Putting the showcase/festival in context, there are currently 44 growers’ showcases in New York, compared to 27 dispensaries. Many of these dispensaries are delivery-only, meaning there’s no store you can walk into nor budtenders that you can consult with about the product you’re buying. Growers’ showcases are just as much a social and educational event as a transaction—the reps are happy to talk to customers without any promise of a sale. In this sense, a showcase is a trade-show and a dispensary all in one, and the Big Apple Growers’ Showcase is the king of them all. There is no line to wait in to see the budtenders like there is in a dispensary where there’s pressure to finish your transaction so the next customer can have their turn. In a growers’ showcase, there’s a free roaming area where customers and cannabis employees mingle openly with the hours of the showcase as the only time constraint. And in the case of the Big Apple Growers’ Showcase, the customers gathered in a beautiful open pasture before making their purchases and returning to the show, as opposed to queuing in a parking lot like at other showcases.

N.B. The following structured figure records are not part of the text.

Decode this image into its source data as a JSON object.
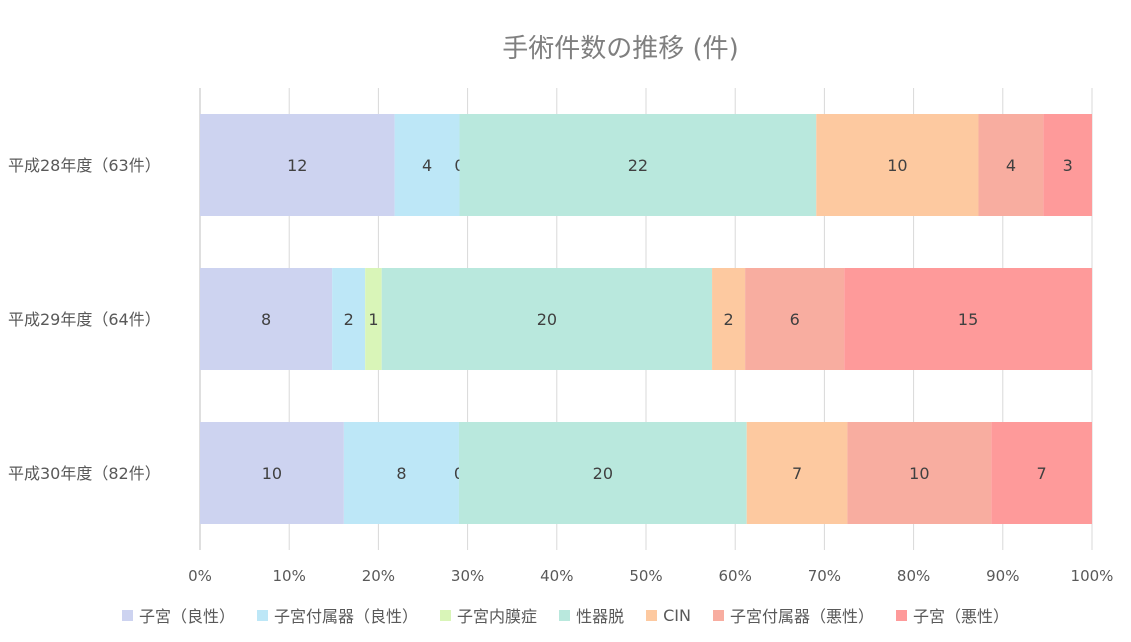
{
  "chart_data": {
    "type": "bar",
    "orientation": "horizontal",
    "stacked": "percent",
    "title": "手術件数の推移 (件)",
    "categories": [
      "平成28年度（63件）",
      "平成29年度（64件）",
      "平成30年度（82件）"
    ],
    "series": [
      {
        "name": "子宮（良性）",
        "color": "#cdd3f0",
        "values": [
          12,
          8,
          10
        ]
      },
      {
        "name": "子宮付属器（良性）",
        "color": "#bde7f7",
        "values": [
          4,
          2,
          8
        ]
      },
      {
        "name": "子宮内膜症",
        "color": "#d9f5b8",
        "values": [
          0,
          1,
          0
        ]
      },
      {
        "name": "性器脱",
        "color": "#b9e8dd",
        "values": [
          22,
          20,
          20
        ]
      },
      {
        "name": "CIN",
        "color": "#fdc9a0",
        "values": [
          10,
          2,
          7
        ]
      },
      {
        "name": "子宮付属器（悪性）",
        "color": "#f8ada0",
        "values": [
          4,
          6,
          10
        ]
      },
      {
        "name": "子宮（悪性）",
        "color": "#fe9a9a",
        "values": [
          3,
          15,
          7
        ]
      }
    ],
    "x_ticks": [
      "0%",
      "10%",
      "20%",
      "30%",
      "40%",
      "50%",
      "60%",
      "70%",
      "80%",
      "90%",
      "100%"
    ],
    "xlim": [
      0,
      100
    ],
    "grid": true,
    "legend": "bottom"
  }
}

“Our products are everywhere but it’s still not enough,” says Katie Reiter, director of compliance for Walden-based FlowerHouse, one of the vendors at the Big Apple Growers’ Showcase. For FlowerHouse, the showcase presented an opportunity to interact with their customers and foster community. But part of the reason for the event—the lack of legal retail outlets for farmers glutted with cannabis to sell to—loomed over the proceedings, even if the atmosphere was joyous. Vendors like Curaleaf, and Tical, rapper Method Man’s cannabis company will be around a year from now, but will every vendor? Maybe not.

“The showcases have been great but they are a drop in the bucket for what we need to help the farmers,” said State Senator Michelle Hinchey at a Senate Subcommittee on Cannabis hearing on October 30. “We’ve been begging for support to effectively very little response.” Hinchey even brought up the possibility of establishing a recovery fund for the farmers. The issue of numerous illegal dispensaries operating around the state and distracting from legal business was also addressed at the hearing. State Senator James Skoufis criticized the fact that only 16 illegal operations were fined, “Given the fact that we all recognize there are thousands of these illegal shops around the state and the enforcement powers have been in place since June.”
“Whoever’s right, whoever’s wrong, I think it all needs to be set aside to begin work toward a solution that opens this market before major players take hits that they can’t survive then the Budweisers of the industry come in when federal cannabis opens up and just take over the industry. That wouldn’t be right,” says Minard. “The reality I live in is that no one wins if the industry doesn’t open.”